3. Display Self Confidence
Showing self-confidence to an employer will immediately improve the way they perceive you and your ability to complete the job a client has set out. Your ideas and opinions will be taken more seriously and will add or ratify credence to your skills shown on your CV. It also establishes that you should be able to deal with challenging situations quickly and effectively. But always remember that you should never confuse self-confidence with arrogance!
4. Show Flexibility
The world of work is evolving at a faster rate than ever, and employers are actively looking for people who can show initiative and a willingness to adapt. Everyone loves a candidate who is keen to work with the team/company and learn new techniques and technologies etc.

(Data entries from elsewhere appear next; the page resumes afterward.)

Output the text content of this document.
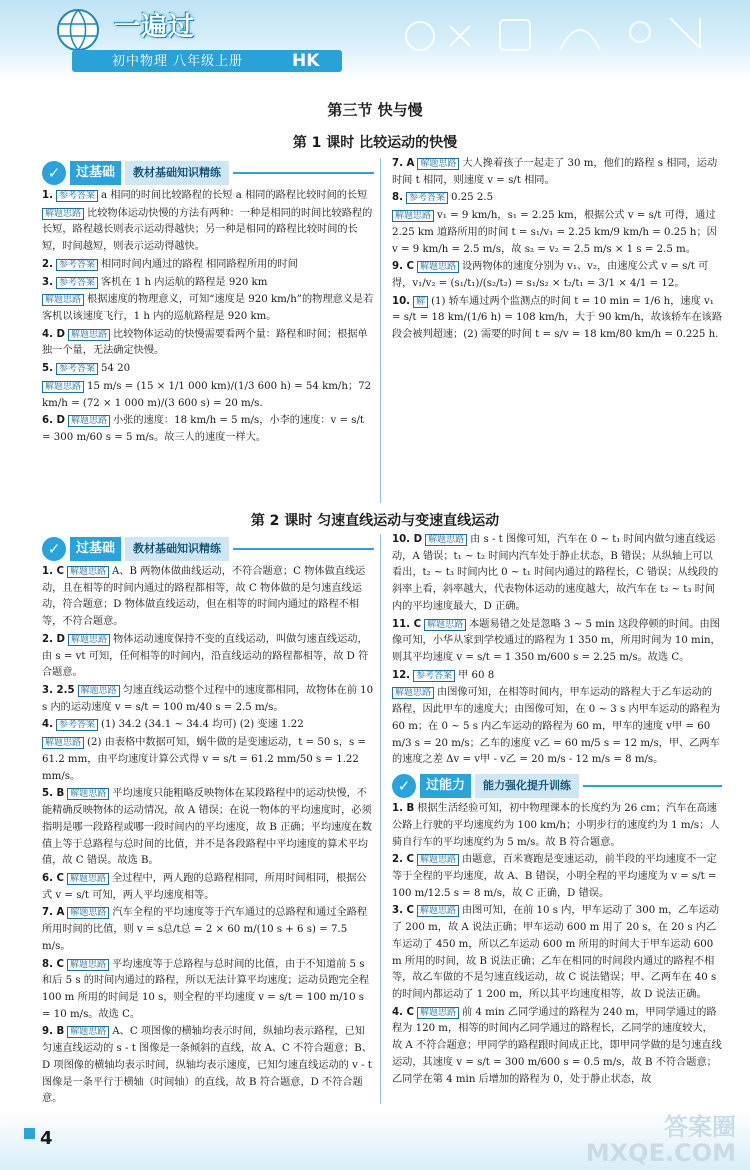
一遍过
初中物理 八年级上册	HK
第三节 快与慢
第 1 课时 比较运动的快慢
✓	过基础	教材基础知识精练
1. 参考答案 a 相同的时间比较路程的长短 a 相同的路程比较时间的长短
解题思路 比较物体运动快慢的方法有两种：一种是相同的时间比较路程的长短，路程越长则表示运动得越快；另一种是相同的路程比较时间的长短，时间越短，则表示运动得越快。
2. 参考答案 相同时间内通过的路程 相同路程所用的时间
3. 参考答案 客机在 1 h 内运航的路程是 920 km
解题思路 根据速度的物理意义，可知“速度是 920 km/h”的物理意义是若客机以该速度飞行，1 h 内的巡航路程是 920 km。
4. D 解题思路 比较物体运动的快慢需要看两个量：路程和时间；根据单独一个量，无法确定快慢。
5. 参考答案 54 20
解题思路 15 m/s = (15 × 1/1 000 km)/(1/3 600 h) = 54 km/h；72 km/h = (72 × 1 000 m)/(3 600 s) = 20 m/s.
6. D 解题思路 小张的速度：18 km/h = 5 m/s，小李的速度：v = s/t = 300 m/60 s = 5 m/s。故三人的速度一样大。
7. A 解题思路 大人搀着孩子一起走了 30 m，他们的路程 s 相同，运动时间 t 相同，则速度 v = s/t 相同。
8. 参考答案 0.25 2.5
解题思路 v₁ = 9 km/h，s₁ = 2.25 km，根据公式 v = s/t 可得，通过 2.25 km 道路所用的时间 t = s₁/v₁ = 2.25 km/9 km/h = 0.25 h；因 v = 9 km/h = 2.5 m/s，故 s₂ = v₂ = 2.5 m/s × 1 s = 2.5 m。
9. C 解题思路 设两物体的速度分别为 v₁、v₂，由速度公式 v = s/t 可得，v₁/v₂ = (s₁/t₁)/(s₂/t₂) = s₁/s₂ × t₂/t₁ = 3/1 × 4/1 = 12。
10. 解 (1) 轿车通过两个监测点的时间 t = 10 min = 1/6 h，速度 v₁ = s/t = 18 km/(1/6 h) = 108 km/h，大于 90 km/h，故该轿车在该路段会被判超速；(2) 需要的时间 t = s/v = 18 km/80 km/h = 0.225 h.
第 2 课时 匀速直线运动与变速直线运动
✓	过基础	教材基础知识精练
1. C 解题思路 A、B 两物体做曲线运动，不符合题意；C 物体做直线运动，且在相等的时间内通过的路程都相等，故 C 物体做的是匀速直线运动，符合题意；D 物体做直线运动，但在相等的时间内通过的路程不相等，不符合题意。
2. D 解题思路 物体运动速度保持不变的直线运动，叫做匀速直线运动，由 s = vt 可知，任何相等的时间内，沿直线运动的路程都相等，故 D 符合题意。
3. 2.5 解题思路 匀速直线运动整个过程中的速度都相同，故物体在前 10 s 内的运动速度 v = s/t = 100 m/40 s = 2.5 m/s。
4. 参考答案 (1) 34.2 (34.1 ~ 34.4 均可) (2) 变速 1.22
解题思路 (2) 由表格中数据可知，蜗牛做的是变速运动，t = 50 s，s = 61.2 mm，由平均速度计算公式得 v = s/t = 61.2 mm/50 s = 1.22 mm/s。
5. B 解题思路 平均速度只能粗略反映物体在某段路程中的运动快慢，不能精确反映物体的运动情况，故 A 错误；在说一物体的平均速度时，必须指明是哪一段路程或哪一段时间内的平均速度，故 B 正确；平均速度在数值上等于总路程与总时间的比值，并不是各段路程中平均速度的算术平均值，故 C 错误。故选 B。
6. C 解题思路 全过程中，两人跑的总路程相同，所用时间相同，根据公式 v = s/t 可知，两人平均速度相等。
7. A 解题思路 汽车全程的平均速度等于汽车通过的总路程和通过全路程所用时间的比值，则 v = s总/t总 = 2 × 60 m/(10 s + 6 s) = 7.5 m/s。
8. C 解题思路 平均速度等于总路程与总时间的比值，由于不知道前 5 s 和后 5 s 的时间内通过的路程，所以无法计算平均速度；运动员跑完全程 100 m 所用的时间是 10 s，则全程的平均速度 v = s/t = 100 m/10 s = 10 m/s。故选 C。
9. B 解题思路 A、C 项图像的横轴均表示时间，纵轴均表示路程，已知匀速直线运动的 s - t 图像是一条倾斜的直线，故 A、C 不符合题意；B、D 项图像的横轴均表示时间，纵轴均表示速度，已知匀速直线运动的 v - t 图像是一条平行于横轴（时间轴）的直线，故 B 符合题意，D 不符合题意。
10. D 解题思路 由 s - t 图像可知，汽车在 0 ~ t₁ 时间内做匀速直线运动，A 错误；t₁ ~ t₂ 时间内汽车处于静止状态，B 错误；从纵轴上可以看出，t₂ ~ t₃ 时间内比 0 ~ t₁ 时间内通过的路程长，C 错误；从线段的斜率上看，斜率越大，代表物体运动的速度越大，故汽车在 t₂ ~ t₃ 时间内的平均速度最大，D 正确。
11. C 解题思路 本题易错之处是忽略 3 ~ 5 min 这段停顿的时间。由图像可知，小华从家到学校通过的路程为 1 350 m，所用时间为 10 min，则其平均速度 v = s/t = 1 350 m/600 s = 2.25 m/s。故选 C。
12. 参考答案 甲 60 8
解题思路 由图像可知，在相等时间内，甲车运动的路程大于乙车运动的路程，因此甲车的速度大；由图像可知，在 0 ~ 3 s 内甲车运动的路程为 60 m；在 0 ~ 5 s 内乙车运动的路程为 60 m，甲车的速度 v甲 = 60 m/3 s = 20 m/s；乙车的速度 v乙 = 60 m/5 s = 12 m/s，甲、乙两车的速度之差 Δv = v甲 - v乙 = 20 m/s - 12 m/s = 8 m/s。
✓	过能力	能力强化提升训练
1. B 根据生活经验可知，初中物理课本的长度约为 26 cm；汽车在高速公路上行驶的平均速度约为 100 km/h；小明步行的速度约为 1 m/s；人骑自行车的平均速度约为 5 m/s。故 B 符合题意。
2. C 解题思路 由题意，百米赛跑是变速运动，前半段的平均速度不一定等于全程的平均速度，故 A、B 错误，小明全程的平均速度为 v = s/t = 100 m/12.5 s = 8 m/s，故 C 正确，D 错误。
3. C 解题思路 由图可知，在前 10 s 内，甲车运动了 300 m，乙车运动了 200 m，故 A 说法正确；甲车运动 600 m 用了 20 s，在 20 s 内乙车运动了 450 m，所以乙车运动 600 m 所用的时间大于甲车运动 600 m 所用的时间，故 B 说法正确；乙车在相同的时间段内通过的路程不相等，故乙车做的不是匀速直线运动，故 C 说法错误；甲、乙两车在 40 s 的时间内都运动了 1 200 m，所以其平均速度相等，故 D 说法正确。
4. C 解题思路 前 4 min 乙同学通过的路程为 240 m，甲同学通过的路程为 120 m，相等的时间内乙同学通过的路程长，乙同学的速度较大，故 A 不符合题意；甲同学的路程跟时间成正比，即甲同学做的是匀速直线运动，其速度 v = s/t = 300 m/600 s = 0.5 m/s，故 B 不符合题意；乙同学在第 4 min 后增加的路程为 0，处于静止状态，故
4	答案圈
MXQE.COM
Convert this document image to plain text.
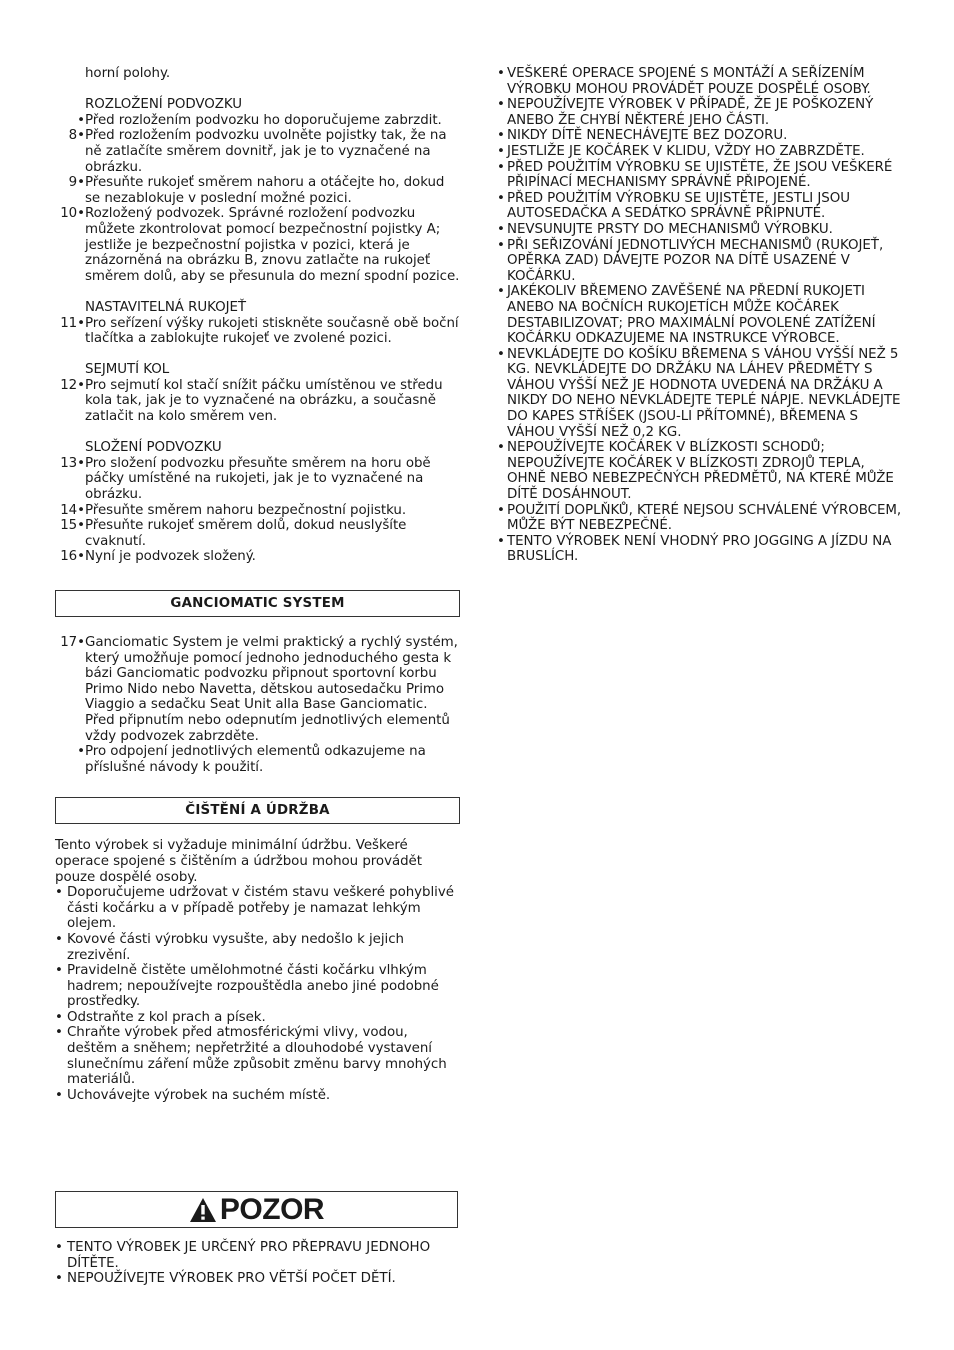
horní polohy.
ROZLOŽENÍ PODVOZKU
• Před rozložením podvozku ho doporučujeme zabrzdit.
8• Před rozložením podvozku uvolněte pojistky tak, že na ně zatlačíte směrem dovnitř, jak je to vyznačené na obrázku.
9• Přesuňte rukojeť směrem nahoru a otáčejte ho, dokud se nezablokuje v poslední možné pozici.
10• Rozložený podvozek. Správné rozložení podvozku můžete zkontrolovat pomocí bezpečnostní pojistky A; jestliže je bezpečnostní pojistka v pozici, která je znázorněná na obrázku B, znovu zatlačte na rukojeť směrem dolů, aby se přesunula do mezní spodní pozice.
NASTAVITELNÁ RUKOJEŤ
11• Pro seřízení výšky rukojeti stiskněte současně obě boční tlačítka a zablokujte rukojeť ve zvolené pozici.
SEJMUTÍ KOL
12• Pro sejmutí kol stačí snížit páčku umístěnou ve středu kola tak, jak je to vyznačené na obrázku, a současně zatlačit na kolo směrem ven.
SLOŽENÍ PODVOZKU
13• Pro složení podvozku přesuňte směrem na horu obě páčky umístěné na rukojeti, jak je to vyznačené na obrázku.
14• Přesuňte směrem nahoru bezpečnostní pojistku.
15• Přesuňte rukojeť směrem dolů, dokud neuslyšíte cvaknutí.
16• Nyní je podvozek složený.
GANCIOMATIC SYSTEM
17• Ganciomatic System je velmi praktický a rychlý systém, který umožňuje pomocí jednoho jednoduchého gesta k bázi Ganciomatic podvozku připnout sportovní korbu Primo Nido nebo Navetta, dětskou autosedačku Primo Viaggio a sedačku Seat Unit alla Base Ganciomatic. Před připnutím nebo odepnutím jednotlivých elementů vždy podvozek zabrzděte.
• Pro odpojení jednotlivých elementů odkazujeme na příslušné návody k použití.
ČIŠTĚNÍ A ÚDRŽBA
Tento výrobek si vyžaduje minimální údržbu. Veškeré operace spojené s čištěním a údržbou mohou provádět pouze dospělé osoby.
• Doporučujeme udržovat v čistém stavu veškeré pohyblivé části kočárku a v případě potřeby je namazat lehkým olejem.
• Kovové části výrobku vysušte, aby nedošlo k jejich zrezivění.
• Pravidelně čistěte umělohmotné části kočárku vlhkým hadrem; nepoužívejte rozpouštědla anebo jiné podobné prostředky.
• Odstraňte z kol prach a písek.
• Chraňte výrobek před atmosférickými vlivy, vodou, deštěm a sněhem; nepřetržité a dlouhodobé vystavení slunečnímu záření může způsobit změnu barvy mnohých materiálů.
• Uchovávejte výrobek na suchém místě.
POZOR
• TENTO VÝROBEK JE URČENÝ PRO PŘEPRAVU JEDNOHO DÍTĚTE.
• NEPOUŽÍVEJTE VÝROBEK PRO VĚTŠÍ POČET DĚTÍ.
• VEŠKERÉ OPERACE SPOJENÉ S MONTÁŽÍ A SEŘÍZENÍM VÝROBKU MOHOU PROVÁDĚT POUZE DOSPĚLÉ OSOBY.
• NEPOUŽÍVEJTE VÝROBEK V PŘÍPADĚ, ŽE JE POŠKOZENÝ ANEBO ŽE CHYBÍ NĚKTERÉ JEHO ČÁSTI.
• NIKDY DÍTĚ NENECHÁVEJTE BEZ DOZORU.
• JESTLIŽE JE KOČÁREK V KLIDU, VŽDY HO ZABRZDĚTE.
• PŘED POUŽITÍM VÝROBKU SE UJISTĚTE, ŽE JSOU VEŠKERÉ PŘIPÍNACÍ MECHANISMY SPRÁVNĚ PŘIPOJENÉ.
• PŘED POUŽITÍM VÝROBKU SE UJISTĚTE, JESTLI JSOU AUTOSEDAČKA A SEDÁTKO SPRÁVNĚ PŘIPNUTÉ.
• NEVSUNUJTE PRSTY DO MECHANISMŮ VÝROBKU.
• PŘI SEŘIZOVÁNÍ JEDNOTLIVÝCH MECHANISMŮ (RUKOJEŤ, OPĚRKA ZAD) DÁVEJTE POZOR NA DÍTĚ USAZENÉ V KOČÁRKU.
• JAKÉKOLIV BŘEMENO ZAVĚŠENÉ NA PŘEDNÍ RUKOJETI ANEBO NA BOČNÍCH RUKOJETÍCH MŮŽE KOČÁREK DESTABILIZOVAT; PRO MAXIMÁLNÍ POVOLENÉ ZATÍŽENÍ KOČÁRKU ODKAZUJEME NA INSTRUKCE VÝROBCE.
• NEVKLÁDEJTE DO KOŠÍKU BŘEMENA S VÁHOU VYŠŠÍ NEŽ 5 KG. NEVKLÁDEJTE DO DRŽÁKU NA LÁHEV PŘEDMĚTY S VÁHOU VYŠŠÍ NEŽ JE HODNOTA UVEDENÁ NA DRŽÁKU A NIKDY DO NEHO NEVKLÁDEJTE TEPLÉ NÁPJE. NEVKLÁDEJTE DO KAPES STŘÍŠEK (JSOU-LI PŘÍTOMNÉ), BŘEMENA S VÁHOU VYŠŠÍ NEŽ 0,2 KG.
• NEPOUŽÍVEJTE KOČÁREK V BLÍZKOSTI SCHODŮ; NEPOUŽÍVEJTE KOČÁREK V BLÍZKOSTI ZDROJŮ TEPLA, OHNĚ NEBO NEBEZPEČNÝCH PŘEDMĚTŮ, NA KTERÉ MŮŽE DÍTĚ DOSÁHNOUT.
• POUŽITÍ DOPLŇKŮ, KTERÉ NEJSOU SCHVÁLENÉ VÝROBCEM, MŮŽE BÝT NEBEZPEČNÉ.
• TENTO VÝROBEK NENÍ VHODNÝ PRO JOGGING A JÍZDU NA BRUSLÍCH.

5. Relationship Management
Building effective business relationships is one thing but managing them is something entirely different. Whether you are at a junior or management level at every company you will be expected to manage interpersonal relationships with colleagues and clients alike to some extent or another. From you first interview and throughout your career this is an important skill.
6. Body Language
Remember when we connect with a person, we also have to make it clear to each other how the content of a spoken message needs to be interpreted. but sometimes we are unable to deliver our messages by spoken or even written languages so we use the body language to supplement what we want to say by gesturing, moving or even giving some facial expressions. At an interview people will not just be listening to what you say but also observing how you act. Before attending an interview pay extra attention to posture, eye contact, smiles and any ‘annoying’ habits that you have (i.e. playing with your pen or hair etc).